@Insurgo
I see that you updated the above posts. Some people, including some core developers, are interacting with this forum via email. They do not receive the edits made after 10 minutes. For this reason, it’s better to make a new post, not update the old one (and/or use quotations like I do below).
Here are your edited posts for them
@Demi :
Heads packaged cryptsetup1 initially. To have support for TPM released Disk encryption key, cryptsetup2 needs to be in the firmware, you are right. The user could theoretically still boot their laptop by typing their LUKS disk encryption key passphrase. But they could not install Q4.1 without having done the firmware upgrade first, read below on the whys.
@Sven The firmware update is not only for that LUKS2 support, but to resolve graphical glitches that were not permitting Qubes 4.1 graphic installer to be launched without a coreboot upgrade (coreboot+vbt). Otherwise, users attempting to install Q4.1 would face QubesOS 4.1 installer doesn't boot on sandy/ivy bridge (xx20/xx30) · Issue #789 · linuxboot/heads · GitHub graphical glitches, and Qubes installer just fails after a while, trying to work in text-based version which is not aimed to be functional under Qubes even today.
Unfortunately, this is why things are complicated, since how Heads was deployed before Maximized builds existed (legacy boards).
I can try to summarize here again real short. Initially, Heads was aimed to not interfere with ME. Since the Intel Firmware Descriptor is normally locked, and the BIOS region is normally protected, Heads and Skulls required an external initial flash of the 4mb top SPI chip present in xx30 boards (the X230 was the first board to land under Heads).
Neither Heads nor Skulls required the end user to do anything with the 8mb bottom SPI flash. Still today, legacy boards do not expect the user to have neither unlocked the IFD or have neutered ME to take advantage of the freed space there. So Skulls and Heads (x230-flash) prepared 4mb roms to be flashed to the top SPI, and then flash internally the 7mb bios region, respecting the BIOS region defined under IFD.
The reasoning of this comes from the alignment of the BIOS region, which is spanning across the two SPI chips. See the flash layout here: Lenovo Ivy Bridge series — coreboot 4.22-679-gcc2ab49525 documentation
So to unlock IFD and neuter ME, the 8mb chip needed to be backuped and those instructions needed to be followed Cleaning Intel Management Engine | Heads - Wiki. ME was neutered, consequently, but the ME freed space was not made available to the BIOS region. The only way to do that is to also change the IFD with a smaller ME region matching its size, and the BIOS region expended (maximized) to take advantage of the freed ME space (bringing the BIOS region available space from 7mb to 11.5mb). This is what Maximized boards are.

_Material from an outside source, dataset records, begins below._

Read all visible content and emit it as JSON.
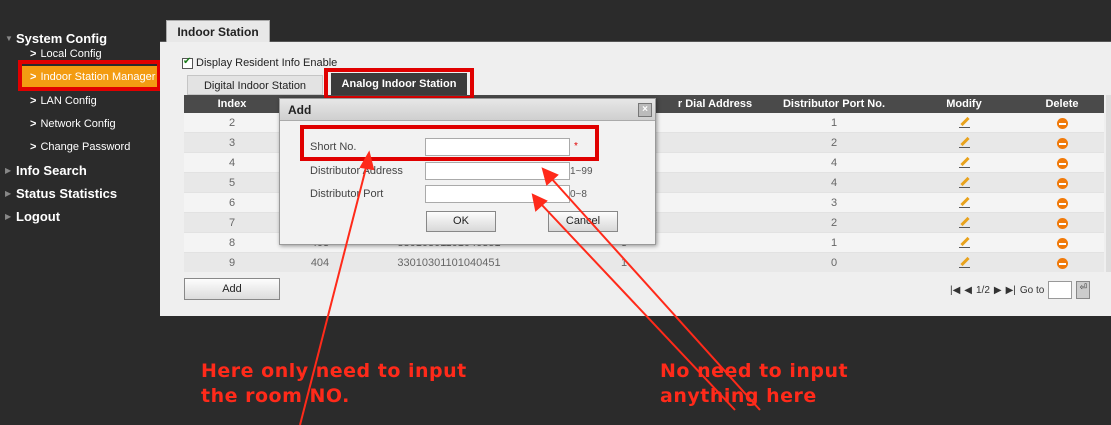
{
  "sidebar": {
    "sections": [
      {
        "label": "System Config"
      },
      {
        "label": "Info Search"
      },
      {
        "label": "Status Statistics"
      },
      {
        "label": "Logout"
      }
    ],
    "items": [
      {
        "label": "Local Config"
      },
      {
        "label": "Indoor Station Manager"
      },
      {
        "label": "LAN Config"
      },
      {
        "label": "Network Config"
      },
      {
        "label": "Change Password"
      }
    ]
  },
  "main": {
    "tab_label": "Indoor Station",
    "display_resident_label": "Display Resident Info Enable",
    "subtabs": [
      "Digital Indoor Station",
      "Analog Indoor Station"
    ],
    "table": {
      "headers": [
        "Index",
        "r Dial Address",
        "Distributor Port No.",
        "Modify",
        "Delete"
      ],
      "rows": [
        {
          "index": "2",
          "port": "1"
        },
        {
          "index": "3",
          "port": "2"
        },
        {
          "index": "4",
          "port": "4"
        },
        {
          "index": "5",
          "port": "4"
        },
        {
          "index": "6",
          "port": "3"
        },
        {
          "index": "7",
          "port": "2"
        },
        {
          "index": "8",
          "short": "403",
          "phone": "33010301101040351",
          "dial": "3",
          "port": "1"
        },
        {
          "index": "9",
          "short": "404",
          "phone": "33010301101040451",
          "dial": "1",
          "port": "0"
        }
      ]
    },
    "add_button": "Add",
    "pager": {
      "text": "1/2",
      "goto_label": "Go to"
    }
  },
  "dialog": {
    "title": "Add",
    "fields": [
      {
        "label": "Short No.",
        "hint": "*"
      },
      {
        "label": "Distributor Address",
        "hint": "1~99"
      },
      {
        "label": "Distributor Port",
        "hint": "0~8"
      }
    ],
    "ok": "OK",
    "cancel": "Cancel"
  },
  "annotations": {
    "left_line1": "Here only need to input",
    "left_line2": "the room NO.",
    "right_line1": "No need to input",
    "right_line2": "anything here"
  },
  "colors": {
    "accent": "#f39c12",
    "highlight_box": "#e00000",
    "annotation": "#ff2a1a"
  }
}
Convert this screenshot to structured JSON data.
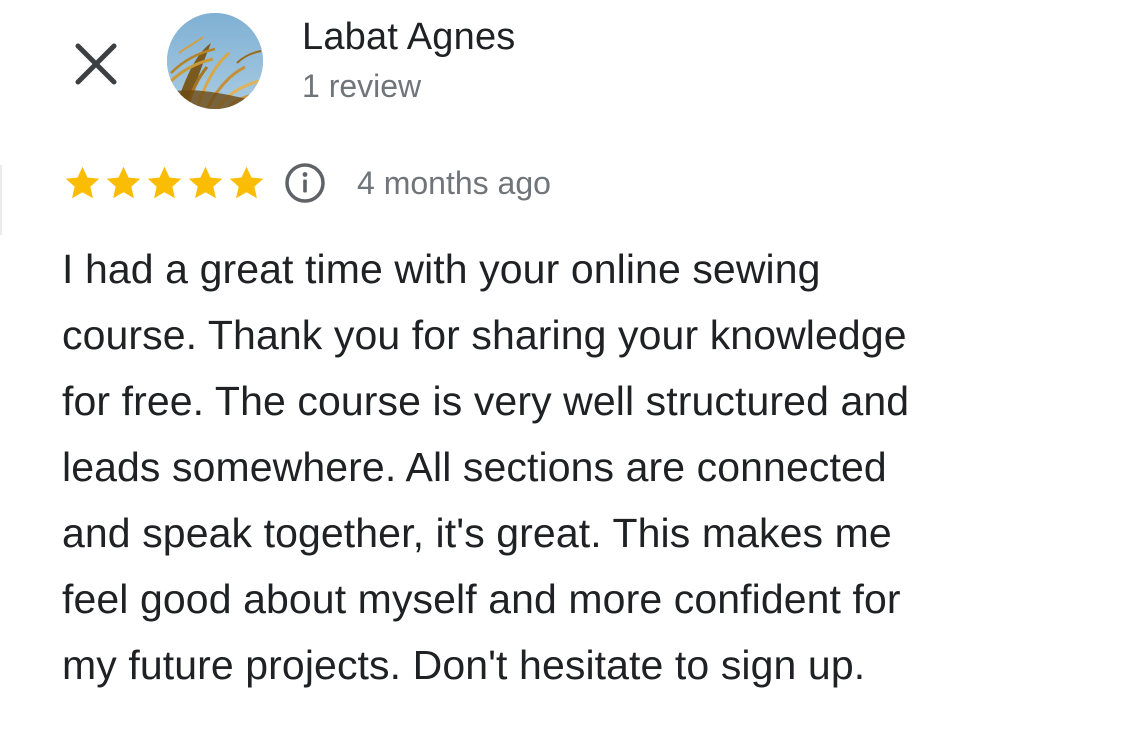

1vyrain project landed, and was able to chainload exploits to bypass BIOS protections, mainly from S3 resume path vulnerabilities to unlock the BIOS region and be able to flash 4mb ROM images (Heads x230-flash and Skulls), permitting the end user to then flash the 7mb BIOS region contained under the invalid 12MB image (x230 legacy rom does not contain a valid IFD and is only flashing the BIOS region defined under the IFD). But it is not possible to unlock IFD nor ME regions internally. An initial external flashing of an unlocked IFD and ME region is required.
The PrivacyBeast shipped with IFD unlocked (as opposed to the NitroPad in the past). The PrivacyBeast permits users to upgrade to maximized boards, internally, but with a manual flashrom invocation, since maximized roms contains a valid IFD, a valid neutered ME and a valid GBE region. And because the ME region and IFD regions are unlocked.
So a PrivacyBeast owner can move away from legacy to maximized roms, manually upgrading once from the recovery shell by doing:
- mount-usb
- flashrom --force --noverify-all -p internal -w /media/PathToMaximizedRom.rom
Otherwise, the GUI will try to overwrite the 7mb BIOS region with a 11.5 BIOS region, which of course would result in a brick
All future firmware upgrades will flash the whole 12mb rom internally from the GUI. But the initial upgrade needs to be manual, which floods my support channels.